Le document ci-dessous décrivant le souterrain aménagé de La Plante, rédigé par Patrick Piboule et diffusé au début des années 70 par le Spéléo-club châtelleraudais, est consultable à la bibliothèque municipale de Châtellerault. Il est agrémenté de photos et de plans non reproduits ici.


ITUE sur la commune de Thuré, le souterrain de La Plante bénéficie à l'est de celle-ci d'une situation favorable, dominant la vallée de la Vienne, il est installé sur la bordure est d'une bande de calcaire crétacé. Cette bande turonienne parallèle à la vallée a facilité l'installation de nombreux souterrains et favorisé un établissement humain très ancien. Son entrée actuelle se trouve a 130 mètres d'altitude. Il a très vite été l'objet de recherches et publications.

Les découvertes antérieures

Les premières recherches connues sont celles de l'abbé Lalanne en 1859. Il publie dans son histoire du Châtelleraudais la description du souterrain.

"L'entrée des souterrains de La Plante  est aujourd'hui d'un accès très facile par suite des déblais considérables que le propriétaire a fait pratiquer sur sa face méridionale. On s'y engage par un couloir étroit se contournant dans une longueur d'environ 12 mètres. A cette distance se trouve un puits sorte de chausse-trappe... Le même couloir se prolonge encore de 5 mètres, et là présente une bifurcation à angle droit tournant d'un côté à l'ouest puis au nord et se terminant par un long et étroit cul de sac ; de l'autre et à l'est et vient aboutir à deux chambres sises, l'une au nord, l'autre à l'est.

A l'entrée de la salle orientale, en face de celle du nord existe un autre couloir précédé d'un puits. Des éboulements empêchent de le parcourir. Cette salle a 7 m de long, 3 de large et 2 de haut. On y remarque comme dans la précédente, deux tuyaux aériens et de plus une sorte de guérite taillée dans le roc au midi. Au fond et à l'est débouche un autre couloir au milieu duquel et dans toute sa largeur est un puits, après lequel le passage se trouve immédiatement réduit en gueule de four. Trois corridors bifurquant à l'est, au nord et au midi aboutissent à cette gueule de four. Ces passages sont maintenant interceptés. Celui du nord conduit à une salle dans laquelle ont pu pénétrer il y a 15 ans MM. Baudy (propriétaire de La Plante), Poirier et Beaupoil.

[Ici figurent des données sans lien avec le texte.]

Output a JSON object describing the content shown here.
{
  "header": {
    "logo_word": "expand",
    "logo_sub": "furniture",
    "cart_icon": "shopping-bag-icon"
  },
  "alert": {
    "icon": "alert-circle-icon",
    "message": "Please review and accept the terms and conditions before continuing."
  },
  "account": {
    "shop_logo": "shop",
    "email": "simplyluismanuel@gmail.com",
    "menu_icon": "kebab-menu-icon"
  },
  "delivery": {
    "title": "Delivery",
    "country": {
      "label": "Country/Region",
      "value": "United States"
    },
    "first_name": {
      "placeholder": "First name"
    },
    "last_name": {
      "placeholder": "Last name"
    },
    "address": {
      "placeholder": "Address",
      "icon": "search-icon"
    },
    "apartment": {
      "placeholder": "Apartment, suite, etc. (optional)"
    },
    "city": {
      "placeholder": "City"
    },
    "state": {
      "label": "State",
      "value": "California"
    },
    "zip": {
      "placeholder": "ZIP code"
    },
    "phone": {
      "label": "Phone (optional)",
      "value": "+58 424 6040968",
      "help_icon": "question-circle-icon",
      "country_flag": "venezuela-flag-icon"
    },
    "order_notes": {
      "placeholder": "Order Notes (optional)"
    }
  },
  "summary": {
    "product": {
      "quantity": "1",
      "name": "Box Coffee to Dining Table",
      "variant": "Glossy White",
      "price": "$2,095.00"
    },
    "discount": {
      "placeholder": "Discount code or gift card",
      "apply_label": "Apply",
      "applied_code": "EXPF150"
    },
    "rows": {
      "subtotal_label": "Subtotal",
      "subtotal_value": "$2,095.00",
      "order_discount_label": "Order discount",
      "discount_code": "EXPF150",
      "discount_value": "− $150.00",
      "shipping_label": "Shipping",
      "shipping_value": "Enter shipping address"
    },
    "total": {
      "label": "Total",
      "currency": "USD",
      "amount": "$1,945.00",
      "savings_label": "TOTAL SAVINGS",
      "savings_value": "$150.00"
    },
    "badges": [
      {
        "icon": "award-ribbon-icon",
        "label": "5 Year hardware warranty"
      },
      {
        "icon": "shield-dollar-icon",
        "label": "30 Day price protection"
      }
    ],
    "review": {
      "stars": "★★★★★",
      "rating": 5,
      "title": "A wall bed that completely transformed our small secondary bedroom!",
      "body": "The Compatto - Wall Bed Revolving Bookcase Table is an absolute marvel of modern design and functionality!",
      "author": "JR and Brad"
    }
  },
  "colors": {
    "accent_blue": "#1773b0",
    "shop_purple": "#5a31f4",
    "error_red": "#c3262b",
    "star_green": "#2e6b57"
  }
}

Ils s'y introduisirent par une 

sorte de porte ronde suivie d'un  puits. Cette dernière salle, plus spacieuse que les deux autres, est de forme oblongue. On y a aménagé des bancs taillés dans le tuffeau, et les explorateurs dont nous venons de parler y ont recueilli un fer de flèche très frustre de 8 cm de longueur."

D'autres découvertes eurent lieu à cette époque et furent publiées dans le Bulletin de la Société des Antiquaires de l'Ouest 1re série, n° 10 1862 - 65 p. 270 et suivantes.

"Monsieur Longuemar... a eu l'occasion de constater enfin l'existence de quelques-unes de ces sépultures gallo-romaines trouvées et décrites sur plusieurs points de France.

Ces sépultures placées près de l'entrée même du souterrain de La Plante et mises à découvert par les travaux de terrassement du propriétaire, mais dont il ne reste malheureusement plus de trace actuellement ont été étudiées par M. Baudy. Elles consistaient en trous cylindriques pratiqués dans le tuffeau à une profondeur de 1 mètre sur 0,40 à 0,50 m. de diamètre et rangées circulairement autour d'un trou central de 3 mètres de diamètre sur 1 mètre de profondeur. Au fond de ces trous gisait une couche de cendre, et la terre qui les comblait a offert des ossements 

parmi lesquels M. Baudy a reconnu des fragments de bois de cerf et des défenses de porc ou de sanglier.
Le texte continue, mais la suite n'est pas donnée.